In the current study, we have applied metabolic profiling to investigate the kinetics of human plasma biochemicals in response to an oral glucose challenge. To our knowledge, this is the first study to apply a profiling technology to characterize this physiologic program. The systematic approach we have taken has enabled us to recapitulate virtually all known polar metabolite changes associated with the OGTT, while spotlighting some pathways never linked to this program. Importantly, simultaneous measurement of multiple metabolites made it possible to explore connections among metabolic pathways, providing novel insights into normal physiology and disease.
One of the most surprising findings of this investigation is the dramatic increase in bile acid levels following glucose ingestion. In response to eating, the gallbladder contracts and releases bile into the intestines. Bile acids are then absorbed and travel through the portal vein back to the liver, where the enterohepatic cycle completes. Although the uptake of bile acids to the liver is fairly efficient, a constant fraction (10–30%) reaches the systemic circulation (Angelin et al, 1982
). In a previous investigation, human subjects ingesting a standard liquid meal containing fat and protein exhibited an increase of 320–330% in individual serum bile acids (De Barros et al, 1982
). In the current study, we found that ingesting glucose alone elicits a bile acid response of similar magnitude (), which is sustained for 2 h. Our finding is supported by previous work showing that glucose ingestion can increase the plasma concentration of cholecystokinin, a hormone signaling the gallbladder to contract (Liddle et al, 1985
). Interestingly, a recent investigation has shown that bile acids are a signal for fat and muscle cells to increase their energy expenditure through activation of thyroid hormone (Watanabe et al, 2006
). Given these findings, and our observation of bile acid release following glucose ingestion, we tested the hypothesis that bile acids influence peripheral glucose uptake. We could not detect an effect of bile acids on basal or insulin-stimulated glucose uptake, however, in cultured adipocytes (data not shown). At present, the physiologic role of sustained bile acid release following glucose ingestion is unknown.
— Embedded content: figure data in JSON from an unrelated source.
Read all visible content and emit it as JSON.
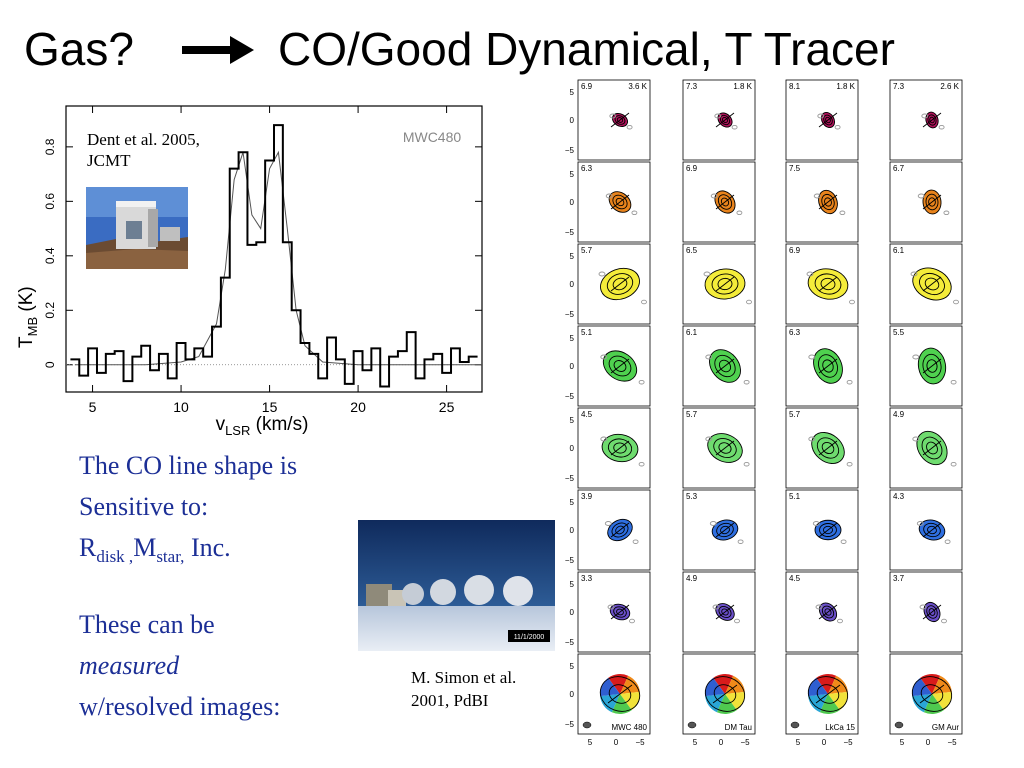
{
  "slide": {
    "title_left": "Gas?",
    "title_right": "CO/Good Dynamical, T Tracer"
  },
  "spectrum": {
    "caption_line1": "Dent et al. 2005,",
    "caption_line2": "JCMT",
    "source_label": "MWC480",
    "chart_data": {
      "type": "line",
      "title": "MWC480",
      "xlabel": "vLSR (km/s)",
      "ylabel": "TMB (K)",
      "xlim": [
        3.5,
        27
      ],
      "ylim": [
        -0.1,
        0.95
      ],
      "x_ticks": [
        5,
        10,
        15,
        20,
        25
      ],
      "y_ticks": [
        0,
        0.2,
        0.4,
        0.6,
        0.8
      ],
      "series": [
        {
          "style": "histogram",
          "x": [
            4,
            4.5,
            5,
            5.5,
            6,
            6.5,
            7,
            7.5,
            8,
            8.5,
            9,
            9.5,
            10,
            10.5,
            11,
            11.5,
            12,
            12.5,
            13,
            13.5,
            14,
            14.5,
            15,
            15.5,
            16,
            16.5,
            17,
            17.5,
            18,
            18.5,
            19,
            19.5,
            20,
            20.5,
            21,
            21.5,
            22,
            22.5,
            23,
            23.5,
            24,
            24.5,
            25,
            25.5,
            26,
            26.5
          ],
          "y": [
            0.02,
            -0.04,
            0.06,
            -0.03,
            0.04,
            0.05,
            -0.06,
            0.03,
            0.07,
            -0.02,
            0.04,
            -0.05,
            0.08,
            0.02,
            0.06,
            0.03,
            0.14,
            0.32,
            0.72,
            0.78,
            0.44,
            0.45,
            0.75,
            0.88,
            0.45,
            0.2,
            0.08,
            0.04,
            -0.05,
            0.1,
            0.02,
            -0.07,
            0.05,
            -0.02,
            0.06,
            -0.08,
            0.03,
            0.05,
            0.12,
            -0.05,
            0.02,
            0.04,
            -0.03,
            0.06,
            0.01,
            0.03
          ]
        },
        {
          "style": "model",
          "x": [
            4,
            6,
            8,
            10,
            11,
            12,
            12.5,
            13,
            13.5,
            14,
            14.5,
            15,
            15.5,
            16,
            16.5,
            17,
            18,
            20,
            22,
            24,
            26,
            27
          ],
          "y": [
            0,
            0,
            0,
            0.01,
            0.03,
            0.15,
            0.35,
            0.68,
            0.78,
            0.55,
            0.5,
            0.72,
            0.78,
            0.5,
            0.2,
            0.07,
            0.01,
            0,
            0,
            0,
            0,
            0
          ]
        }
      ]
    }
  },
  "text": {
    "l1": "The CO line shape is",
    "l2": "Sensitive to:",
    "r_main": "R",
    "r_sub": "disk ,",
    "m_main": "M",
    "m_sub": "star,",
    "inc": " Inc.",
    "l4": "These can be",
    "l5": "measured",
    "l6": "w/resolved images:"
  },
  "photo2": {
    "caption_line1": "M. Simon et al.",
    "caption_line2": "2001, PdBI",
    "date_stamp": "11/1/2000"
  },
  "channel_maps": {
    "axis_ticks": [
      "5",
      "0",
      "−5"
    ],
    "sources": [
      "MWC 480",
      "DM Tau",
      "LkCa 15",
      "GM Aur"
    ],
    "peak_labels": [
      "3.6 K",
      "1.8 K",
      "1.8 K",
      "2.6 K"
    ],
    "velocities": [
      [
        "6.9",
        "7.3",
        "8.1",
        "7.3"
      ],
      [
        "6.3",
        "6.9",
        "7.5",
        "6.7"
      ],
      [
        "5.7",
        "6.5",
        "6.9",
        "6.1"
      ],
      [
        "5.1",
        "6.1",
        "6.3",
        "5.5"
      ],
      [
        "4.5",
        "5.7",
        "5.7",
        "4.9"
      ],
      [
        "3.9",
        "5.3",
        "5.1",
        "4.3"
      ],
      [
        "3.3",
        "4.9",
        "4.5",
        "3.7"
      ]
    ],
    "row_colors": [
      "#b0125a",
      "#e8831c",
      "#f4ec3a",
      "#4fd14f",
      "#6fdc6f",
      "#2f6fe0",
      "#6a4fc8"
    ]
  }
}
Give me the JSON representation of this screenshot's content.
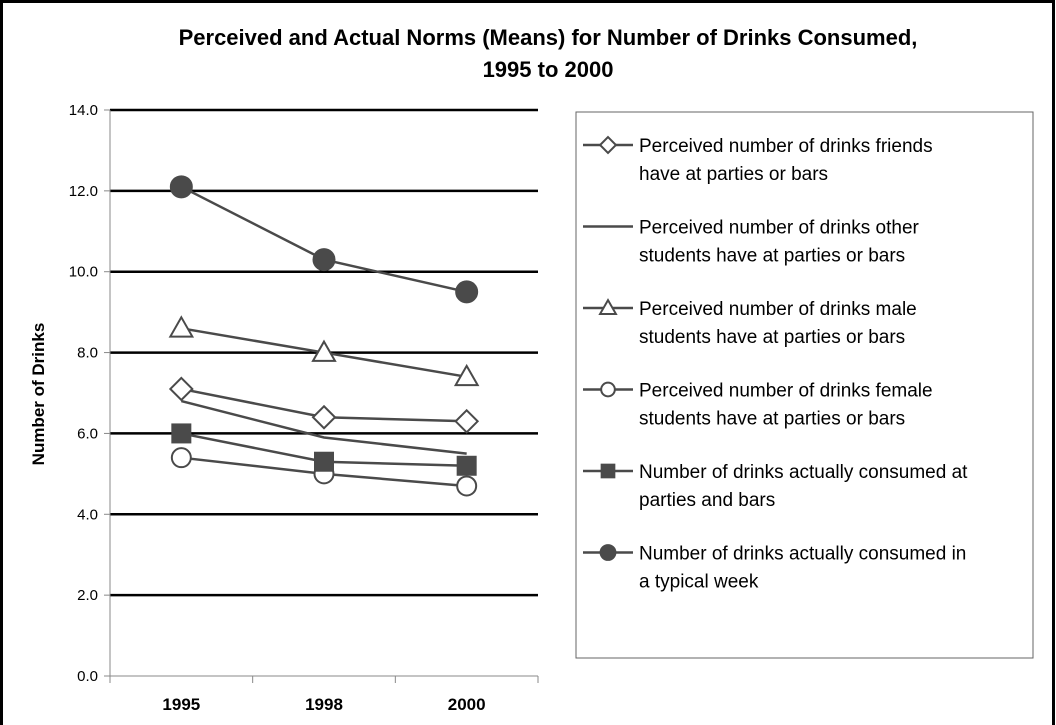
{
  "chart_data": {
    "type": "line",
    "title": [
      "Perceived and Actual Norms (Means) for Number of Drinks Consumed,",
      "1995 to 2000"
    ],
    "ylabel": "Number of Drinks",
    "xlabel": "",
    "categories": [
      "1995",
      "1998",
      "2000"
    ],
    "ylim": [
      0,
      14
    ],
    "yticks": [
      "0.0",
      "2.0",
      "4.0",
      "6.0",
      "8.0",
      "10.0",
      "12.0",
      "14.0"
    ],
    "grid": "horizontal",
    "legend_position": "right",
    "colors": {
      "line": "#4a4a4a",
      "grid": "#000000",
      "axis": "#888888"
    },
    "series": [
      {
        "name": [
          "Perceived number of drinks friends",
          "have at parties or bars"
        ],
        "marker": "diamond",
        "values": [
          7.1,
          6.4,
          6.3
        ]
      },
      {
        "name": [
          "Perceived number of drinks other",
          "students have at parties or bars"
        ],
        "marker": "none",
        "values": [
          6.8,
          5.9,
          5.5
        ]
      },
      {
        "name": [
          "Perceived number of drinks male",
          "students have at parties or bars"
        ],
        "marker": "triangle",
        "values": [
          8.6,
          8.0,
          7.4
        ]
      },
      {
        "name": [
          "Perceived number of drinks female",
          "students have at parties or bars"
        ],
        "marker": "circle-open",
        "values": [
          5.4,
          5.0,
          4.7
        ]
      },
      {
        "name": [
          "Number of drinks actually consumed at",
          "parties and bars"
        ],
        "marker": "square",
        "values": [
          6.0,
          5.3,
          5.2
        ]
      },
      {
        "name": [
          "Number of drinks actually consumed in",
          "a typical week"
        ],
        "marker": "circle-filled",
        "values": [
          12.1,
          10.3,
          9.5
        ]
      }
    ]
  }
}
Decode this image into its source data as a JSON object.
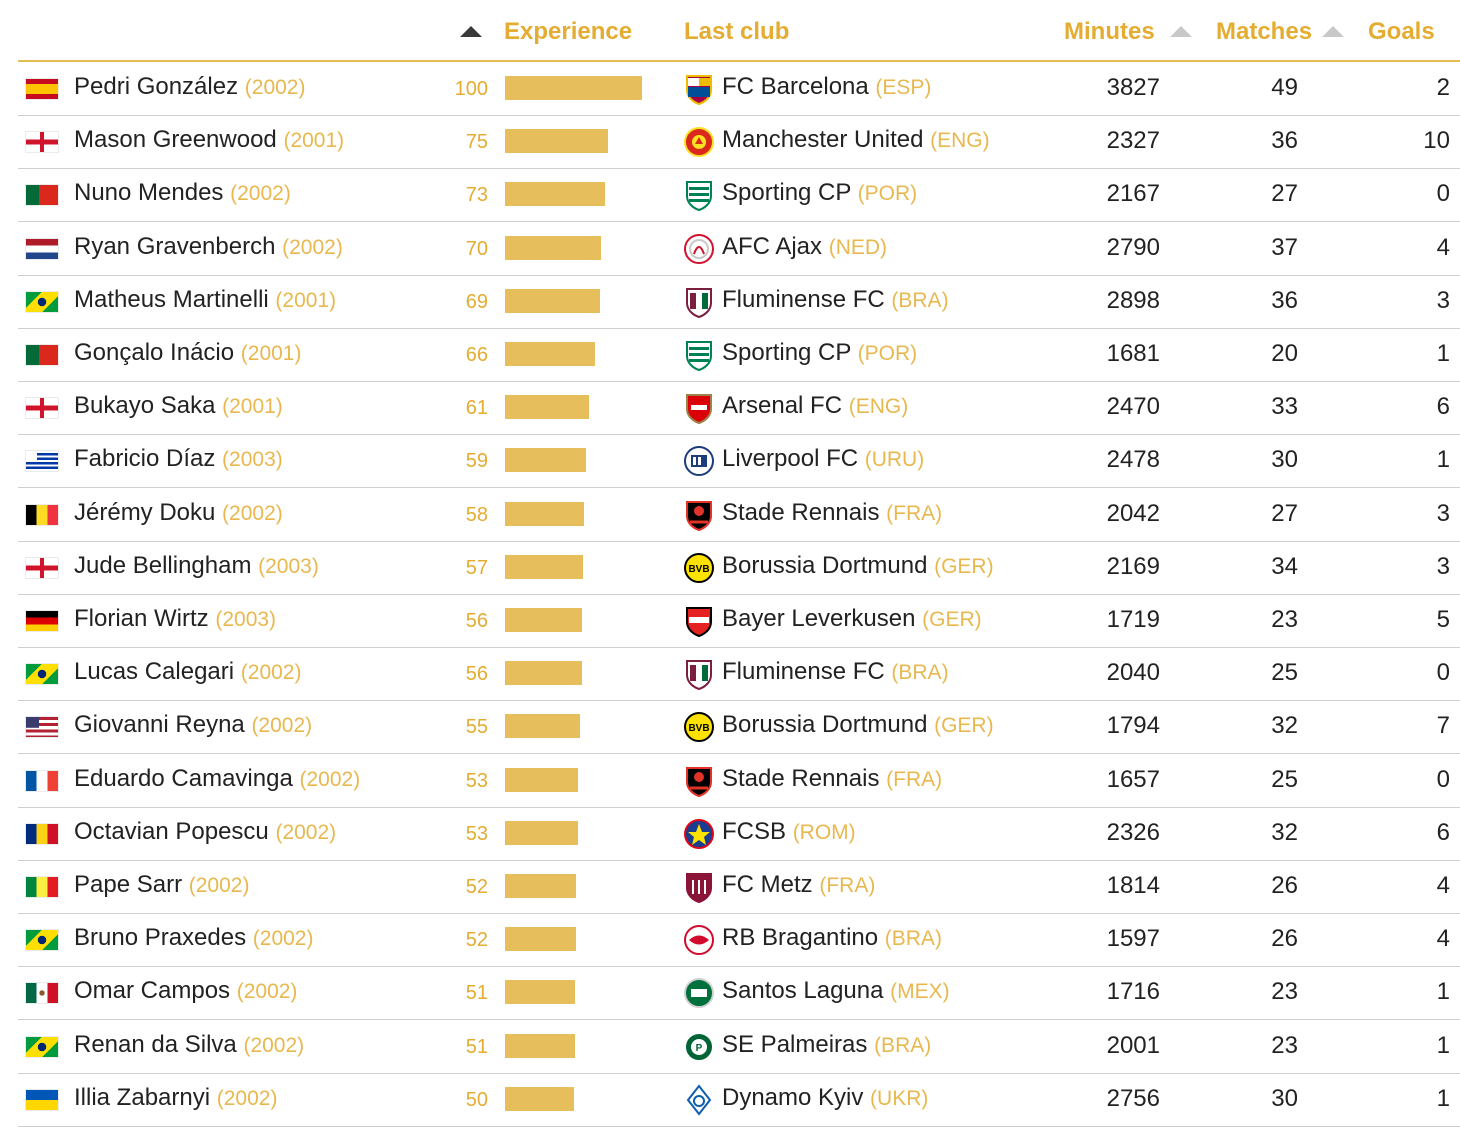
{
  "header": {
    "experience": "Experience",
    "last_club": "Last club",
    "minutes": "Minutes",
    "matches": "Matches",
    "goals": "Goals"
  },
  "colors": {
    "accent": "#e4ac31",
    "bar": "#e6bf5c"
  },
  "rows": [
    {
      "name": "Pedri González",
      "year": "(2002)",
      "flag": "esp",
      "experience": 100,
      "club": "FC Barcelona",
      "country": "(ESP)",
      "badge": "barcelona-crest-icon",
      "minutes": "3827",
      "matches": "49",
      "goals": "2"
    },
    {
      "name": "Mason Greenwood",
      "year": "(2001)",
      "flag": "eng",
      "experience": 75,
      "club": "Manchester United",
      "country": "(ENG)",
      "badge": "manchester-united-crest-icon",
      "minutes": "2327",
      "matches": "36",
      "goals": "10"
    },
    {
      "name": "Nuno Mendes",
      "year": "(2002)",
      "flag": "por",
      "experience": 73,
      "club": "Sporting CP",
      "country": "(POR)",
      "badge": "sporting-crest-icon",
      "minutes": "2167",
      "matches": "27",
      "goals": "0"
    },
    {
      "name": "Ryan Gravenberch",
      "year": "(2002)",
      "flag": "ned",
      "experience": 70,
      "club": "AFC Ajax",
      "country": "(NED)",
      "badge": "ajax-crest-icon",
      "minutes": "2790",
      "matches": "37",
      "goals": "4"
    },
    {
      "name": "Matheus Martinelli",
      "year": "(2001)",
      "flag": "bra",
      "experience": 69,
      "club": "Fluminense FC",
      "country": "(BRA)",
      "badge": "fluminense-crest-icon",
      "minutes": "2898",
      "matches": "36",
      "goals": "3"
    },
    {
      "name": "Gonçalo Inácio",
      "year": "(2001)",
      "flag": "por",
      "experience": 66,
      "club": "Sporting CP",
      "country": "(POR)",
      "badge": "sporting-crest-icon",
      "minutes": "1681",
      "matches": "20",
      "goals": "1"
    },
    {
      "name": "Bukayo Saka",
      "year": "(2001)",
      "flag": "eng",
      "experience": 61,
      "club": "Arsenal FC",
      "country": "(ENG)",
      "badge": "arsenal-crest-icon",
      "minutes": "2470",
      "matches": "33",
      "goals": "6"
    },
    {
      "name": "Fabricio Díaz",
      "year": "(2003)",
      "flag": "uru",
      "experience": 59,
      "club": "Liverpool FC",
      "country": "(URU)",
      "badge": "liverpool-uru-crest-icon",
      "minutes": "2478",
      "matches": "30",
      "goals": "1"
    },
    {
      "name": "Jérémy Doku",
      "year": "(2002)",
      "flag": "bel",
      "experience": 58,
      "club": "Stade Rennais",
      "country": "(FRA)",
      "badge": "rennes-crest-icon",
      "minutes": "2042",
      "matches": "27",
      "goals": "3"
    },
    {
      "name": "Jude Bellingham",
      "year": "(2003)",
      "flag": "eng",
      "experience": 57,
      "club": "Borussia Dortmund",
      "country": "(GER)",
      "badge": "dortmund-crest-icon",
      "minutes": "2169",
      "matches": "34",
      "goals": "3"
    },
    {
      "name": "Florian Wirtz",
      "year": "(2003)",
      "flag": "ger",
      "experience": 56,
      "club": "Bayer Leverkusen",
      "country": "(GER)",
      "badge": "leverkusen-crest-icon",
      "minutes": "1719",
      "matches": "23",
      "goals": "5"
    },
    {
      "name": "Lucas Calegari",
      "year": "(2002)",
      "flag": "bra",
      "experience": 56,
      "club": "Fluminense FC",
      "country": "(BRA)",
      "badge": "fluminense-crest-icon",
      "minutes": "2040",
      "matches": "25",
      "goals": "0"
    },
    {
      "name": "Giovanni Reyna",
      "year": "(2002)",
      "flag": "usa",
      "experience": 55,
      "club": "Borussia Dortmund",
      "country": "(GER)",
      "badge": "dortmund-crest-icon",
      "minutes": "1794",
      "matches": "32",
      "goals": "7"
    },
    {
      "name": "Eduardo Camavinga",
      "year": "(2002)",
      "flag": "fra",
      "experience": 53,
      "club": "Stade Rennais",
      "country": "(FRA)",
      "badge": "rennes-crest-icon",
      "minutes": "1657",
      "matches": "25",
      "goals": "0"
    },
    {
      "name": "Octavian Popescu",
      "year": "(2002)",
      "flag": "rom",
      "experience": 53,
      "club": "FCSB",
      "country": "(ROM)",
      "badge": "fcsb-crest-icon",
      "minutes": "2326",
      "matches": "32",
      "goals": "6"
    },
    {
      "name": "Pape Sarr",
      "year": "(2002)",
      "flag": "sen",
      "experience": 52,
      "club": "FC Metz",
      "country": "(FRA)",
      "badge": "metz-crest-icon",
      "minutes": "1814",
      "matches": "26",
      "goals": "4"
    },
    {
      "name": "Bruno Praxedes",
      "year": "(2002)",
      "flag": "bra",
      "experience": 52,
      "club": "RB Bragantino",
      "country": "(BRA)",
      "badge": "bragantino-crest-icon",
      "minutes": "1597",
      "matches": "26",
      "goals": "4"
    },
    {
      "name": "Omar Campos",
      "year": "(2002)",
      "flag": "mex",
      "experience": 51,
      "club": "Santos Laguna",
      "country": "(MEX)",
      "badge": "santos-laguna-crest-icon",
      "minutes": "1716",
      "matches": "23",
      "goals": "1"
    },
    {
      "name": "Renan da Silva",
      "year": "(2002)",
      "flag": "bra",
      "experience": 51,
      "club": "SE Palmeiras",
      "country": "(BRA)",
      "badge": "palmeiras-crest-icon",
      "minutes": "2001",
      "matches": "23",
      "goals": "1"
    },
    {
      "name": "Illia Zabarnyi",
      "year": "(2002)",
      "flag": "ukr",
      "experience": 50,
      "club": "Dynamo Kyiv",
      "country": "(UKR)",
      "badge": "dynamo-kyiv-crest-icon",
      "minutes": "2756",
      "matches": "30",
      "goals": "1"
    }
  ]
}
Although insulin resistance is traditionally defined as the reduced ability of insulin to promote glucose uptake or as the impaired suppression of gluconeogenesis, resistance can emerge in other insulin-dependent processes. In prior studies, for example, inadequate suppression of lipolysis was observed in women with a history of gestational diabetes (Chan et al, 1992
), and an elevated proteolysis rate was seen in individuals with HIV-associated insulin resistance (Reeds et al, 2006
). In obesity, manifestations of insulin resistance include elevated rates of lipolysis (Robertson et al, 1991
) and proteolysis (Jensen and Haymond, 1991
; Luzi et al, 1996
). We have used metabolic profiling to monitor insulin action across multiple axes (), and with markers of each axis in hand, were able to detect kinetic differences between them. In healthy individuals, insulin's suppression of lipolysis and ketogenesis is rapid compared to its suppression of proteolysis (), consistent with the different concentrations of insulin required to inhibit each of these processes (Fukagawa et al, 1985
; Nurjhan et al, 1986
). Such differences in the activation thresholds of metabolic pathways could be contributing to the diversity in the clinical presentation of insulin resistance. Mouse models of insulin-resistant T2DM provide another example for inter-pathway differences in insulin sensitivity: in the livers of these mice, gluconeogenesis is resistant to suppression by insulin, whereas lipogenesis is responsive, resulting in hyperglycemia and hypertriglyceridemia (Brown and Goldstein, 2008
). Collectively, these observations demonstrate that environmental or genetic perturbations could lead to selectivity in insulin sensitivity and contribute to pathogenesis.
Our study demonstrates that an individual's ‘insulin response profile', namely, the vector of sensitivities to insulin action along multiple physiologic axes, can be revealed by metabolite excursions in response to a glucose challenge. Specifically, we have shown that excursions in Leu/Ile and glycerol, reflecting the sensitivity of proteolysis and lipolysis to the action of insulin, are jointly predictive of fasting insulin, with each of the two excursions offering complementary and significant explanatory power (). These findings demonstrate that in two individuals, different axes could be responsible for the same elevation of fasting insulin, and simultaneous measurement of metabolites can distinguish between the two conditions. Monitoring the response to glucose ingestion across multiple axes in larger, prospective clinical studies of pre-diabetics could establish links between insulin sensitivity profiles and disease progression, thus helping to predict future diabetes and its complications as well as to guide therapeutic interventions.